この問題のルーツは古く、私の知らされているデータでいうと、大日本帝国の各階層に浸透していた共産主義者のグループの播いた種と、大日本帝国内での活動を封じられた共産主義的思想を現実化するために大陸に渡って、満州国に夢を賭けた日本人たちが伝えた、日本語に翻訳された共産主義文献のことだま、おとだまの影響を、日本語の精神界的エネルギーの領域で正しく認識しないと、この危機の深刻さが理解できないばかりでなく、対応も誤ることになります。
旧大日本帝国は、朝鮮半島北部と南満州地域を先進的な工業地帯にすべく、莫大な設備投資をしたばかりではなく、現地の人材教育にもエネルギーを割きました。
こうしたバックグラウンドがあって、出口王仁三郎は大陸に渡ったのです。
ヨーロッパで生まれたマルクス・エンゲルスの共産主義は、ロシアでマルクス・レーニンの共産主義になりましたが、それが日本で漢字混じりの言葉に翻訳され、それが、大陸や半島の教科書になったのです。
精神学的にいうと、ここに、ソ連共産党が崩壊した後も、中国共産党も朝鮮労働党も残り続けている理由があることになります。
戦後の日本は、事実上、この共産主義政党が支配する国家を経済的にも支え続けてきました。
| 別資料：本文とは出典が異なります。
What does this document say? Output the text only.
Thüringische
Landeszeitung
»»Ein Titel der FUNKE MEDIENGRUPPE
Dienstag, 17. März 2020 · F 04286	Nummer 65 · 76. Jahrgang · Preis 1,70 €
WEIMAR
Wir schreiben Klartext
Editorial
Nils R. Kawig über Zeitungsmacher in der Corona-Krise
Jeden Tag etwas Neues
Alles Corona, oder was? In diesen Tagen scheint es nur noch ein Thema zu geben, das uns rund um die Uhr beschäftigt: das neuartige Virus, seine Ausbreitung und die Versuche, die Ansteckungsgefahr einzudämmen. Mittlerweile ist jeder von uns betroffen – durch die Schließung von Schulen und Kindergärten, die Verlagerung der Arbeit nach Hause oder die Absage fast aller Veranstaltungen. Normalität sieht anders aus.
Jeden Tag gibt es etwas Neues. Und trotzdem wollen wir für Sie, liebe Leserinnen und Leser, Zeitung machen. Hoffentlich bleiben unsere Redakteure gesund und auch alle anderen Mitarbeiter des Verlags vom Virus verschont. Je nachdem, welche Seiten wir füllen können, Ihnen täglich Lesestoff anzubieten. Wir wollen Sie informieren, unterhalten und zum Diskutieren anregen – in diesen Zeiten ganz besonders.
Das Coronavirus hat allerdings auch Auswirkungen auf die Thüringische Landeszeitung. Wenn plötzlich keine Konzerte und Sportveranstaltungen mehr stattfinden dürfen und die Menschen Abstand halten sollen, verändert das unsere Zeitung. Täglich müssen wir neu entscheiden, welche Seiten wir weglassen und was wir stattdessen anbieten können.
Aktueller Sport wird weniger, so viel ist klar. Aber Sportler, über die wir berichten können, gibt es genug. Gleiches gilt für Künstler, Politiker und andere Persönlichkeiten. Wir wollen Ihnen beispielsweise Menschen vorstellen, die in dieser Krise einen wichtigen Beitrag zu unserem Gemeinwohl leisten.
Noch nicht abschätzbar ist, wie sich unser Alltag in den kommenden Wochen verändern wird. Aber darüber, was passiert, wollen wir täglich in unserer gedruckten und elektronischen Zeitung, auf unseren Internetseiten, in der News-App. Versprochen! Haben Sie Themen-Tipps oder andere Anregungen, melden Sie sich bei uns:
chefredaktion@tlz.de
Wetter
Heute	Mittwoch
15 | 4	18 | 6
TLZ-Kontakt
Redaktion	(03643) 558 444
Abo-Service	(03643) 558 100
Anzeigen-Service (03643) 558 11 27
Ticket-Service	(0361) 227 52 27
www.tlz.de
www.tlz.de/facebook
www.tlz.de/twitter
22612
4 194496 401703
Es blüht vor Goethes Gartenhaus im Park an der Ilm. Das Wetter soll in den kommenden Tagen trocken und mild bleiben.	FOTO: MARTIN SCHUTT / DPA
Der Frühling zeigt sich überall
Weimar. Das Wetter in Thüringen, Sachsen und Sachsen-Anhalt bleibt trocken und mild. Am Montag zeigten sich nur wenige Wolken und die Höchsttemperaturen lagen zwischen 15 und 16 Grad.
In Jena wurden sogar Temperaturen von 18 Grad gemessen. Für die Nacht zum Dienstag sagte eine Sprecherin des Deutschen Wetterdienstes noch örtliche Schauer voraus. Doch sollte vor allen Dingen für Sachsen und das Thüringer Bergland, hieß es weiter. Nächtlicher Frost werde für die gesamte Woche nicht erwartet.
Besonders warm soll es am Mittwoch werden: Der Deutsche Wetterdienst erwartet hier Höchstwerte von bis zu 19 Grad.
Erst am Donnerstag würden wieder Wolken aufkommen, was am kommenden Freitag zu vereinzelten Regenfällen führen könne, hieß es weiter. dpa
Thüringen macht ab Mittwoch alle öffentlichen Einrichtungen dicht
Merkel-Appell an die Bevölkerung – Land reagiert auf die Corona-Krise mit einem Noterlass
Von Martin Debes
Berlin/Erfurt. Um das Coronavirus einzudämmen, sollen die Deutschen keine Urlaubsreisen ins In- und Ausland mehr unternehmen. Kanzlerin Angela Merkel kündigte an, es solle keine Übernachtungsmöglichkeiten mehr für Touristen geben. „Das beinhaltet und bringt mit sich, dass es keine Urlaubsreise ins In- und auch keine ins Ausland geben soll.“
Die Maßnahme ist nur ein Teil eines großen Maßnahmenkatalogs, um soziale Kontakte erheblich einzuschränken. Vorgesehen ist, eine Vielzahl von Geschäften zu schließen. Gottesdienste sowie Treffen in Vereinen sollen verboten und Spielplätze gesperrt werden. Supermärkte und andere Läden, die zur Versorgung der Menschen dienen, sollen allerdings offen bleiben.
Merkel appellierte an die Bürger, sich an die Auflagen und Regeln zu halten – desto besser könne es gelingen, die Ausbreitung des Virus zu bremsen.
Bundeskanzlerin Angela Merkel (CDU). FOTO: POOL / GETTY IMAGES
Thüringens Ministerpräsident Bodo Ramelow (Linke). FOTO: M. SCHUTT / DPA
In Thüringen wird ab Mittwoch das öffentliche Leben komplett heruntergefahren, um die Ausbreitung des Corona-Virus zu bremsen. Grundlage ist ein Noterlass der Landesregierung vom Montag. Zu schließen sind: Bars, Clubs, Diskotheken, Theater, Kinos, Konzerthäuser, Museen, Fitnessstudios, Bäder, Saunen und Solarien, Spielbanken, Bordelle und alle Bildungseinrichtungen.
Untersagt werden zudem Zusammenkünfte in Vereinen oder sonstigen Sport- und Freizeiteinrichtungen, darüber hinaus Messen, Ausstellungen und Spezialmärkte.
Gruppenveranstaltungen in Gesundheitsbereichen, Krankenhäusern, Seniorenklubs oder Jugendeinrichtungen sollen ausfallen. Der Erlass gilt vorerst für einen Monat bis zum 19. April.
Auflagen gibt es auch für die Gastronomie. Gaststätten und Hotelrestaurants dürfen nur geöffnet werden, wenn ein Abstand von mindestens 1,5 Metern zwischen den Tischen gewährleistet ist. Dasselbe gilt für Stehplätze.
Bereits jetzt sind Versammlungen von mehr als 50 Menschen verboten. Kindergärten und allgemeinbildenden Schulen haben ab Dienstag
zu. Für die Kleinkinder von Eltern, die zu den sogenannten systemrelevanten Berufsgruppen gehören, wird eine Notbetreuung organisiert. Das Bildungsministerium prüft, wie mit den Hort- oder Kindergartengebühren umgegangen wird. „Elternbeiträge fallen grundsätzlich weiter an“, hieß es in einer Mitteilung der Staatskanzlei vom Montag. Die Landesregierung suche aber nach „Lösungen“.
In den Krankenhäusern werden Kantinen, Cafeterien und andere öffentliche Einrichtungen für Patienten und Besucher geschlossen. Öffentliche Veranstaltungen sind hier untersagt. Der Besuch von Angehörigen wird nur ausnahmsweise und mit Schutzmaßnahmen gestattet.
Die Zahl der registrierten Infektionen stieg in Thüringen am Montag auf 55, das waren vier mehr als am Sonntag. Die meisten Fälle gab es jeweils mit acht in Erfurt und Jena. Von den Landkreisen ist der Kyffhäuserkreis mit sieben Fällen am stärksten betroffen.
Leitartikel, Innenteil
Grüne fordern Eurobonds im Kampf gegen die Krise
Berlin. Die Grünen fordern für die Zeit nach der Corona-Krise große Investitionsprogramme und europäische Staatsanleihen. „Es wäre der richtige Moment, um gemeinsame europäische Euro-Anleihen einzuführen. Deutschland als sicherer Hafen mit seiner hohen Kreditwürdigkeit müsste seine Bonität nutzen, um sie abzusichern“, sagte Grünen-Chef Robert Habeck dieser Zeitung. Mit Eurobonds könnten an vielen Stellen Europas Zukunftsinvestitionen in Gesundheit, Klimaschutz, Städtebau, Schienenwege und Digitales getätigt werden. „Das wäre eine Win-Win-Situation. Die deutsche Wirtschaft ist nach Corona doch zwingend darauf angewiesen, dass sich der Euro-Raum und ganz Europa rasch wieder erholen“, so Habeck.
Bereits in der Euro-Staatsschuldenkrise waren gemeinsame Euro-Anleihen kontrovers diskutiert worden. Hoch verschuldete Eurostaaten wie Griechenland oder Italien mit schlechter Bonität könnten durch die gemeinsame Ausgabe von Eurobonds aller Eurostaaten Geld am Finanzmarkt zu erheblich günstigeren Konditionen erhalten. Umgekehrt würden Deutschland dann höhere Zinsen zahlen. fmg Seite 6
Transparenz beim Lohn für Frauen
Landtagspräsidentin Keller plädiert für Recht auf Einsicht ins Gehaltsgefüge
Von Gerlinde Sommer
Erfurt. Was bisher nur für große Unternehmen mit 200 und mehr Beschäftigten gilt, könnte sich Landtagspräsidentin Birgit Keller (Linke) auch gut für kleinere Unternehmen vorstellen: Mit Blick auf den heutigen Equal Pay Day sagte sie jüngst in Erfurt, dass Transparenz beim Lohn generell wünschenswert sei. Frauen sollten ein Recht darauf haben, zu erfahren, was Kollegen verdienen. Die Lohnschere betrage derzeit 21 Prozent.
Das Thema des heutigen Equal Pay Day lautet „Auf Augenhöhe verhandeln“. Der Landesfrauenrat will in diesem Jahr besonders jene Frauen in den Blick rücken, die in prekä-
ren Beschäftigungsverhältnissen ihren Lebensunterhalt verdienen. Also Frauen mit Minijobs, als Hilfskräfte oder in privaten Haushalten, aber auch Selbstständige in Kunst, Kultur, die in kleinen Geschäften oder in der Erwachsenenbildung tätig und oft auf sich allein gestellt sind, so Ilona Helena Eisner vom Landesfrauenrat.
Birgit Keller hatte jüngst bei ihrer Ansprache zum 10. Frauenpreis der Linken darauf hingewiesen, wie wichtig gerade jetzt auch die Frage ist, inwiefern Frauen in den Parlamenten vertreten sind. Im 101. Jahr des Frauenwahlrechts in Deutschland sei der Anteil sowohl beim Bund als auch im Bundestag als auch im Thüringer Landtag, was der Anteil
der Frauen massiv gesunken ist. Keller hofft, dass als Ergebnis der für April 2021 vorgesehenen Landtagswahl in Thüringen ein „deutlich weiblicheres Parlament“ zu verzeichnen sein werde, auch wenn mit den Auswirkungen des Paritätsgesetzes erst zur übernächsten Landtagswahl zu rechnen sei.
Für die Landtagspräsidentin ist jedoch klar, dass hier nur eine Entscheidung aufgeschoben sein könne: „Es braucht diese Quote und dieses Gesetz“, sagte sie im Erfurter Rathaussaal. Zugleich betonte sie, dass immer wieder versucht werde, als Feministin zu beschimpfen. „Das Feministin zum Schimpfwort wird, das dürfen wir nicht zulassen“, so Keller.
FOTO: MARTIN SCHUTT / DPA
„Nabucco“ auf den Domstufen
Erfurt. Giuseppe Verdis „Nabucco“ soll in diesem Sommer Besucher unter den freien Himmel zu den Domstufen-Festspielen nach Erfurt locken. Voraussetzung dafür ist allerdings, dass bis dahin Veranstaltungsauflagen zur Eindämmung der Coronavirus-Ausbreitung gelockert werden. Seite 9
日本の国内に、この大陸と半島の国家に強いシンパシーを持つ人間グループが存在し、彼らが、事実上この国の世論を形成するちからを持っていたともいえます。その背景にあるのは、戦前の大日本帝国の教育の基本にあった、同じ黄色人種という、誤解にほかなりません。もちろん、その背景には江戸時代を通じて教育の基本を、孔子などの中国の古典に置いてきたこの国の伝統があるのですが、大陸の王朝の交替は、民族の絶滅史でもあったという、現実の歴史を無視した観念的な教育でしかあり得なかったという負の側面があったのです。
戦前の大日本帝国の軍人たちが、反乱を起した五・一五にしても二・二六にしても、彼らをつき動かしたのは、天皇の名のもとの社会主義革命または共産主義革命に過ぎないものでした。
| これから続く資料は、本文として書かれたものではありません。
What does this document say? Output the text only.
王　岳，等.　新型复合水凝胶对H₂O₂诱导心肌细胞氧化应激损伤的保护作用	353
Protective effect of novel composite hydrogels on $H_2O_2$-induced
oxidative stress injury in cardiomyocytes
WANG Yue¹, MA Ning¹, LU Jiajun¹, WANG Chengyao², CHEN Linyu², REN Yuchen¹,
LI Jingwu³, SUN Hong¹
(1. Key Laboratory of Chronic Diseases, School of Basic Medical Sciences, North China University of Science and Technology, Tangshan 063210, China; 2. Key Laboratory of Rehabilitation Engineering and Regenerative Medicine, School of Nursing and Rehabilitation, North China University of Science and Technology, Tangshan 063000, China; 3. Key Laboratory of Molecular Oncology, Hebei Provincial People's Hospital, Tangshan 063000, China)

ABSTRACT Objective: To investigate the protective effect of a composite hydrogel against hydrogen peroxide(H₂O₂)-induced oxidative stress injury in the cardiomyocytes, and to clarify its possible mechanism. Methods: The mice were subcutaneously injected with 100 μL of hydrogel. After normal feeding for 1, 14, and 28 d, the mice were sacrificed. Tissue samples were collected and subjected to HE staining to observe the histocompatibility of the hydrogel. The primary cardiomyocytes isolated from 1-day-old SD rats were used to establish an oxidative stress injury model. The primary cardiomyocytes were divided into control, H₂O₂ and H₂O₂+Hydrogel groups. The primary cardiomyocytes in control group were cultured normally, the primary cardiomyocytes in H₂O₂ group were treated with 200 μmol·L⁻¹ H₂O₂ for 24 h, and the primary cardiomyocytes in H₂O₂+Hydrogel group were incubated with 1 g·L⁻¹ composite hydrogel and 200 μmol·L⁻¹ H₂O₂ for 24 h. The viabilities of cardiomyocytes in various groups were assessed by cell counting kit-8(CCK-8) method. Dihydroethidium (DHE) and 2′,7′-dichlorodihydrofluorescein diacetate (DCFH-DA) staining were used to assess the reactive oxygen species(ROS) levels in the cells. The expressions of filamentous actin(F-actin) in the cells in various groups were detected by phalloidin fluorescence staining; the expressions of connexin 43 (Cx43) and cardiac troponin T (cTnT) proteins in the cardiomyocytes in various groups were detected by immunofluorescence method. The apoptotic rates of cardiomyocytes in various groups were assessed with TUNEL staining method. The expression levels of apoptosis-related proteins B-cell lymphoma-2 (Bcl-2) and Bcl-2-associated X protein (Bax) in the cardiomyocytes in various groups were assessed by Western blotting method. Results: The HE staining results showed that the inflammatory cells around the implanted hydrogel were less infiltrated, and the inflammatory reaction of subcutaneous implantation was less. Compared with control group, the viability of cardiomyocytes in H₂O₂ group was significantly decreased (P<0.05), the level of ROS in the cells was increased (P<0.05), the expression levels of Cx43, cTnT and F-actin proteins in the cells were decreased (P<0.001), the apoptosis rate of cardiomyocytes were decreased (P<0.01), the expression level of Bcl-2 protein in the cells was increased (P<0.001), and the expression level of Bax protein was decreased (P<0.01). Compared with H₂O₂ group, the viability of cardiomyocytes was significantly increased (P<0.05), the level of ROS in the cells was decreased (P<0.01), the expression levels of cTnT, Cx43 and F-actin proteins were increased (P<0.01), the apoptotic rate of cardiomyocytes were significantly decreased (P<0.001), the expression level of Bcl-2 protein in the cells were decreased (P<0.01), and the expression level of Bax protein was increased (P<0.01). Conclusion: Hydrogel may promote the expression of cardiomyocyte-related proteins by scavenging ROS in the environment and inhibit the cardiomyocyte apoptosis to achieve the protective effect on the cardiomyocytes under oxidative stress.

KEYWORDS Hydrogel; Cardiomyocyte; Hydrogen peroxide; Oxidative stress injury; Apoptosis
ソ連のスパイであった、ゾルゲの協力者として、逮捕された尾崎秀実が獄中で書いたのは、天皇制共産主義への讃美だったのです。
敗戦後のGHQの対日政策が、現在の日本の姿をつくっているわけではなく、明治維新から今日まで続く、西欧文明が唯一の未来への扉であるという思い込みが、その出発点にあるといえるのでしょう。
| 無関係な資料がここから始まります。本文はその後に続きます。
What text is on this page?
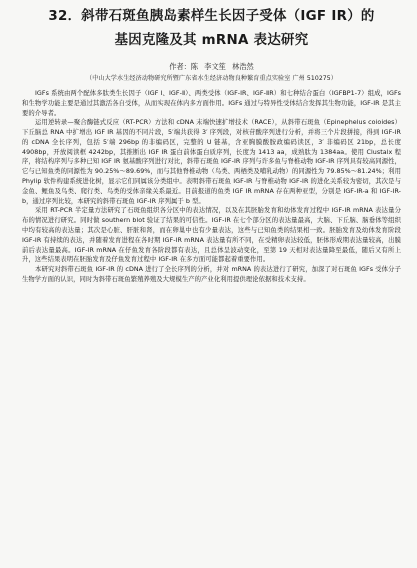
32．斜带石斑鱼胰岛素样生长因子受体（IGF IR）的
基因克隆及其 mRNA 表达研究
作者：陈 李文笙 林浩然
（中山大学水生经济动物研究所暨广东省水生经济动物良种繁育重点实验室 广州 510275）

IGFs 系统由两个配体多肽类生长因子（IGF Ⅰ、IGF-Ⅱ）、两类受体（IGF-IR、IGF-ⅡR）和七种结合蛋白（IGFBP1-7）组成，IGFs 和生物学功能主要是通过其激活各自受体，从而实现在体内多方面作用。IGFs 通过与特异性受体结合发挥其生物功能，IGF-IR 是其主要的介导者。

运用逆转录—聚合酶链式反应（RT-PCR）方法和 cDNA 末端快速扩增技术（RACE），从斜带石斑鱼（Epinephelus coioides）下丘脑总 RNA 中扩增出 IGF IR 基因的不同片段，5′端共获得 3′ 序列段，对核苷酸序列进行分析，并将三个片段拼接，得到 IGF-IR 的 cDNA 全长序列，包括 5′端 296bp 的非编码区，完整的 U 链基，含亚胸膜酸胺政编码读区，3′ 非编码区 21bp，总长度 4908bp，开放阅读框 4242bp，其推断出 IGF IR 蛋白前体蛋白质序列，长度为 1413 aa，成熟肽为 1384aa。使用 Clustalx 程序，将结构序列与多种已知 IGF IR 氨基酸序列进行对比，斜带石斑鱼 IGF-IR 序列与许多鱼与脊椎动物 IGF-IR 序列具有较高同源性，它与已知鱼类的同源性为 90.25%～89.69%，而与其他脊椎动物（鸟类、两栖类及哺乳动物）的同源性为 79.85%～81.24%；利用 Phylip 软件构建系统进化树，显示它们同属该分类组中。表明斜带石斑鱼 IGF-IR 与脊椎动物 IGF-IR 的进化关系较为密切，其次是与金鱼、鲤鱼及鸟类、爬行类、鸟类的受体亲缘关系最近。目前报道的鱼类 IGF IR mRNA 存在两种亚型，分别是 IGF-IR-a 和 IGF-IR-b，通过序列比较，本研究的斜带石斑鱼 IGF-IR 序列属于 b 型。

采用 RT-PCR 半定量方法研究了石斑鱼组织各分区中的表达情况，以及在其胚胎发育和幼体发育过程中 IGF-IR mRNA 表达量分布的情况进行研究。同时做 southern blot 验证了结果的可信性。IGF-IR 在七个部分区的表达量最高，大脑、下丘脑、脑垂体等组织中均有较高的表达量；其次是心脏、肝脏和肾，而在卵巢中也有少量表达，这些与已知鱼类的结果相一致。胚胎发育及幼体发育阶段 IGF-IR 有持续的表达，并随着发育进程在各时期 IGF-IR mRNA 表达量有所不同，在受精卵表达较低，胚体形成期表达量较高，出膜前后表达量最高。IGF-IR mRNA 在仔鱼发育各阶段都有表达，且总体呈波动变化，至第 19 天相对表达量降至最低，随后又有所上升，这些结果表明在胚胎发育及仔鱼发育过程中 IGF-IR 在多方面可能都起着重要作用。

本研究对斜带石斑鱼 IGF-IR 的 cDNA 进行了全长序列的分析，并对 mRNA 的表达进行了研究，加深了对石斑鱼 IGFs 受体分子生物学方面的认识，同时为斜带石斑鱼繁殖养殖及大规模生产的产业化利用提供理论依据和技术支持。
日本人がそれを理解すると、ただ日本が嫌いで大日本帝国を打ち負かして、三十八度から北を、共産主義者の勢力に提供したアメリカのルーズベルト大統領がつくり出した世界の支配地図が、これから崩れはじめていく構図も見えてくるはずなのです。
私は、何度もくり返していますが、かつての日本の立場に置かれたアメリカ合衆国は、自分たちよりも狡猾で、長期的な戦略にたけた民族に向き合うのです。アメリカはベトナムで負けたことを忘れていないはずです。
アメリカを頼みにする日本の世論形成は、何者かにコントロールされているらしいと考えれば、いまの世界が見えてきます。